Even though modern medicine has evolved exponentially during the last century, it still often comes with one major flaw: Medical treatments, drugs and prevention strategies are all adjusted to suit the “average” person and usually do not take individual variability in genes, environmental factors, and lifestyle into account.
Precision medicine is gaining momentum, as it deals with this issue and is based on tailored treatments for each patient. In order for precision medicine to be even more effective, the protein composition, or proteome of each individual has to be analysed. By analysing proteomes from individuals, larger groups or even entire populations, researchers can work on general prevention strategies based on differences amongst groups.
Efforts of researches at SciLifeLab and the global community have already provided valuable insights into the longitudinal variation of proteins detected in blood, including very recent integrative multi-omics studies of proteins carried out at SciLifeLab and the SCAPIS wellness cohort, among them Mathias Uhlén (KTH), Linn Fagerberg (KTH,), Jochen Schwenk (KTH) and Petter Brodin (Karolinska Institutet).
Finding specific molecular biomarkers can accurately help categorize patients into risk groups for different diseases or treat those with a disease with the best possible drugs. The already vast amounts of data collected about the human genome contains valuable clues about risk factors that are vital when aiming to sustain health and prevent diseases.
Analyzing the proteins circulating in blood has so far proven to be a very attractive way to find these biomarkers, which in turn provides phenotype data representing the current state of wellbeing, from healthy to sick. Such investigations could lead to possible cures along the different steps towards a disease.
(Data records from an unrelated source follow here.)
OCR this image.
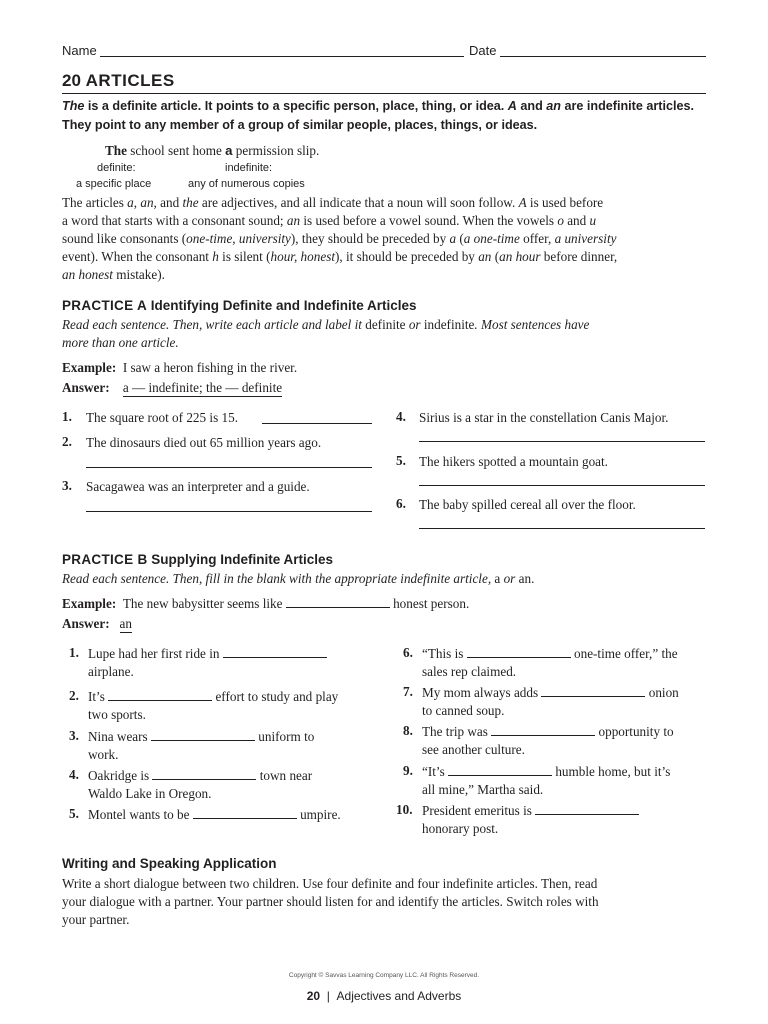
Name	Date
20 ARTICLES
The is a definite article. It points to a specific person, place, thing, or idea. A and an are indefinite articles. They point to any member of a group of similar people, places, things, or ideas.
The school sent home a permission slip.
definite:	indefinite:
a specific place	any of numerous copies
The articles a, an, and the are adjectives, and all indicate that a noun will soon follow. A is used before
a word that starts with a consonant sound; an is used before a vowel sound. When the vowels o and u
sound like consonants (one-time, university), they should be preceded by a (a one-time offer, a university
event). When the consonant h is silent (hour, honest), it should be preceded by an (an hour before dinner,
an honest mistake).
PRACTICE A Identifying Definite and Indefinite Articles
Read each sentence. Then, write each article and label it definite or indefinite. Most sentences have
more than one article.
Example: I saw a heron fishing in the river.
Answer: a — indefinite; the — definite
1. The square root of 225 is 15.
2. The dinosaurs died out 65 million years ago.
3. Sacagawea was an interpreter and a guide.
4. Sirius is a star in the constellation Canis Major.
5. The hikers spotted a mountain goat.
6. The baby spilled cereal all over the floor.
PRACTICE B Supplying Indefinite Articles
Read each sentence. Then, fill in the blank with the appropriate indefinite article, a or an.
Example: The new babysitter seems like	honest person.
Answer: an
1. Lupe had her first ride in
airplane.
2. It’s	effort to study and play
two sports.
3. Nina wears	uniform to
work.
4. Oakridge is	town near
Waldo Lake in Oregon.
5. Montel wants to be	umpire.
6. “This is	one-time offer,” the
sales rep claimed.
7. My mom always adds	onion
to canned soup.
8. The trip was	opportunity to
see another culture.
9. “It’s	humble home, but it’s
all mine,” Martha said.
10. President emeritus is
honorary post.
Writing and Speaking Application
Write a short dialogue between two children. Use four definite and four indefinite articles. Then, read
your dialogue with a partner. Your partner should listen for and identify the articles. Switch roles with
your partner.
Copyright © Savvas Learning Company LLC. All Rights Reserved.
20 | Adjectives and Adverbs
“These multidisciplinary efforts can indeed help deliver insights into disease mechanisms and causality, revealing new drug targets for more tailored and effective treatments”, says SciLifeLab researcher Jochen Schwenk (SciLifeLab/KTH).
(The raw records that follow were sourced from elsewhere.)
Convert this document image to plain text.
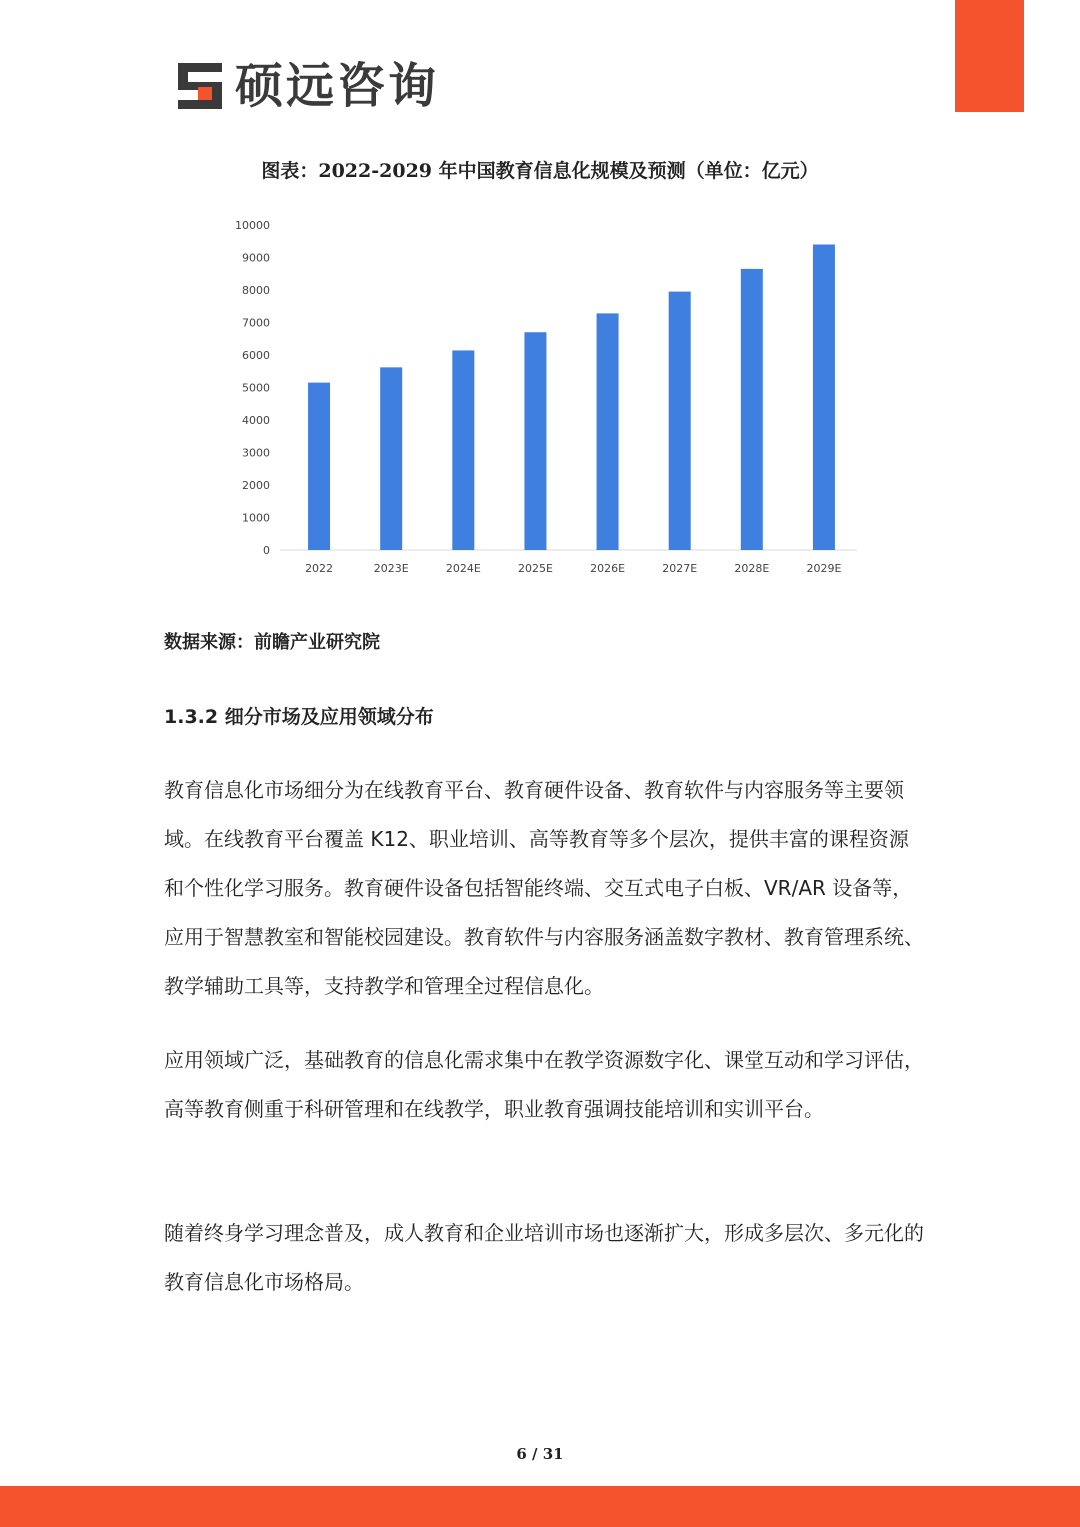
硕远咨询
图表：2022-2029 年中国教育信息化规模及预测（单位：亿元）
0
1000
2000
3000
4000
5000
6000
7000
8000
9000
10000
2022	2023E	2024E	2025E	2026E	2027E	2028E	2029E
数据来源：前瞻产业研究院
1.3.2 细分市场及应用领域分布

教育信息化市场细分为在线教育平台、教育硬件设备、教育软件与内容服务等主要领域。在线教育平台覆盖 K12、职业培训、高等教育等多个层次，提供丰富的课程资源和个性化学习服务。教育硬件设备包括智能终端、交互式电子白板、VR/AR 设备等，应用于智慧教室和智能校园建设。教育软件与内容服务涵盖数字教材、教育管理系统、教学辅助工具等，支持教学和管理全过程信息化。

应用领域广泛，基础教育的信息化需求集中在教学资源数字化、课堂互动和学习评估，高等教育侧重于科研管理和在线教学，职业教育强调技能培训和实训平台。

随着终身学习理念普及，成人教育和企业培训市场也逐渐扩大，形成多层次、多元化的教育信息化市场格局。

6 / 31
The efforts of studying the genetic impact on human blood proteomes was therefore recently summarized by Jochen Schwenk, together with collaborators leading in complementary areas of life sciences. In their review, published in Nature Reviews Genetics, the researchers discuss more specifically how combining genomic and proteomic data can create new opportunities for translational science to advance precision medicine.
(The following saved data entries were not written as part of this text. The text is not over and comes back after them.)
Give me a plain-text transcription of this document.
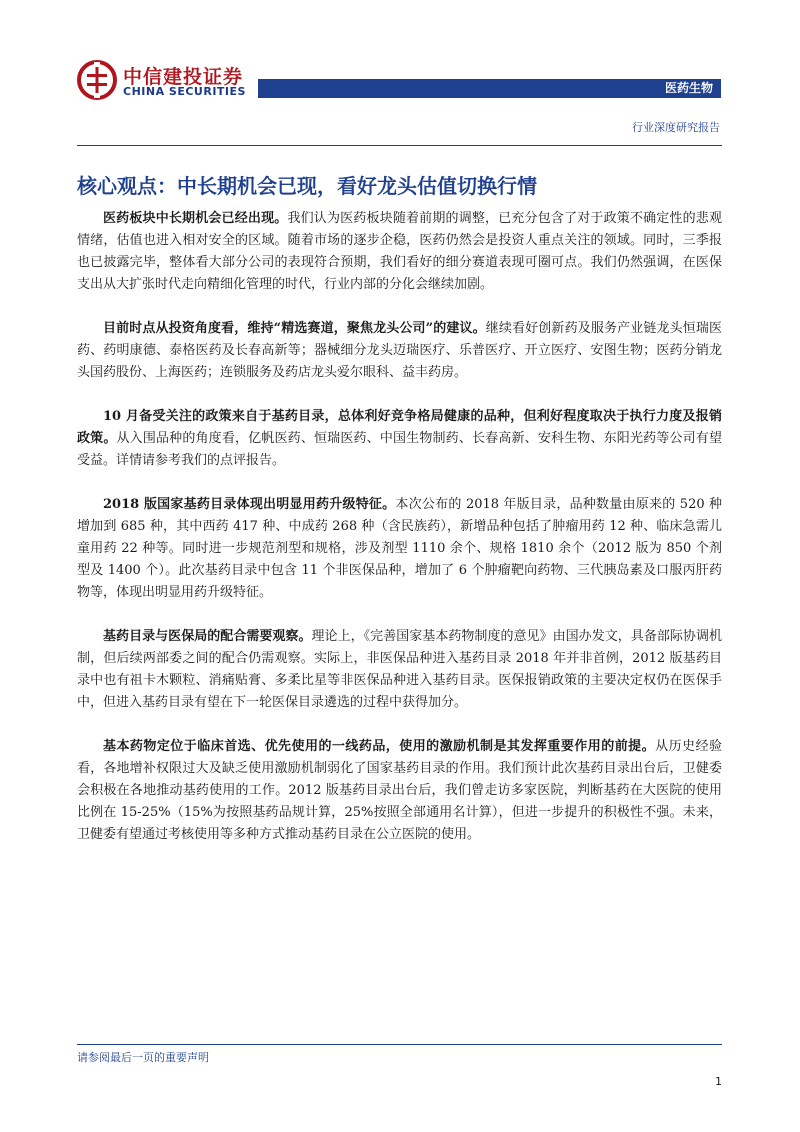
中信建投证券
CHINA SECURITIES	医药生物
行业深度研究报告
核心观点：中长期机会已现，看好龙头估值切换行情

医药板块中长期机会已经出现。我们认为医药板块随着前期的调整，已充分包含了对于政策不确定性的悲观情绪，估值也进入相对安全的区域。随着市场的逐步企稳，医药仍然会是投资人重点关注的领域。同时，三季报也已披露完毕，整体看大部分公司的表现符合预期，我们看好的细分赛道表现可圈可点。我们仍然强调，在医保支出从大扩张时代走向精细化管理的时代，行业内部的分化会继续加剧。

目前时点从投资角度看，维持“精选赛道，聚焦龙头公司”的建议。继续看好创新药及服务产业链龙头恒瑞医药、药明康德、泰格医药及长春高新等；器械细分龙头迈瑞医疗、乐普医疗、开立医疗、安图生物；医药分销龙头国药股份、上海医药；连锁服务及药店龙头爱尔眼科、益丰药房。

10 月备受关注的政策来自于基药目录，总体利好竞争格局健康的品种，但利好程度取决于执行力度及报销政策。从入围品种的角度看，亿帆医药、恒瑞医药、中国生物制药、长春高新、安科生物、东阳光药等公司有望受益。详情请参考我们的点评报告。

2018 版国家基药目录体现出明显用药升级特征。本次公布的 2018 年版目录，品种数量由原来的 520 种增加到 685 种，其中西药 417 种、中成药 268 种（含民族药），新增品种包括了肿瘤用药 12 种、临床急需儿童用药 22 种等。同时进一步规范剂型和规格，涉及剂型 1110 余个、规格 1810 余个（2012 版为 850 个剂型及 1400 个）。此次基药目录中包含 11 个非医保品种，增加了 6 个肿瘤靶向药物、三代胰岛素及口服丙肝药物等，体现出明显用药升级特征。

基药目录与医保局的配合需要观察。理论上，《完善国家基本药物制度的意见》由国办发文，具备部际协调机制，但后续两部委之间的配合仍需观察。实际上，非医保品种进入基药目录 2018 年并非首例，2012 版基药目录中也有祖卡木颗粒、消痛贴膏、多柔比星等非医保品种进入基药目录。医保报销政策的主要决定权仍在医保手中，但进入基药目录有望在下一轮医保目录遴选的过程中获得加分。

基本药物定位于临床首选、优先使用的一线药品，使用的激励机制是其发挥重要作用的前提。从历史经验看，各地增补权限过大及缺乏使用激励机制弱化了国家基药目录的作用。我们预计此次基药目录出台后，卫健委会积极在各地推动基药使用的工作。2012 版基药目录出台后，我们曾走访多家医院，判断基药在大医院的使用比例在 15-25%（15%为按照基药品规计算，25%按照全部通用名计算），但进一步提升的积极性不强。未来，卫健委有望通过考核使用等多种方式推动基药目录在公立医院的使用。

请参阅最后一页的重要声明
1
“Our review provides the community with important insights when using proteomics data generated from blood analysis in combination with human genome sequencing efforts. This can hopefully guide others in their efforts, and enables a more informed use of the multi-omics data. We will have the opportunity to learn much more from large-scale and population-based studies, such as those from the SCALLOP consortium, a consortium that involves many other SciLifeLab researchers. These efforts can reveal new biomarkers, and moreover, point at the mechanisms for different diseases. Already today, we found that 30 percent of the 200 protein biomarkers measured in the clinic have associations to genetics data. Disregarding this link could, in the worst case, lead to the misinterpretation of the detected levels”, says Jochen Schwenk.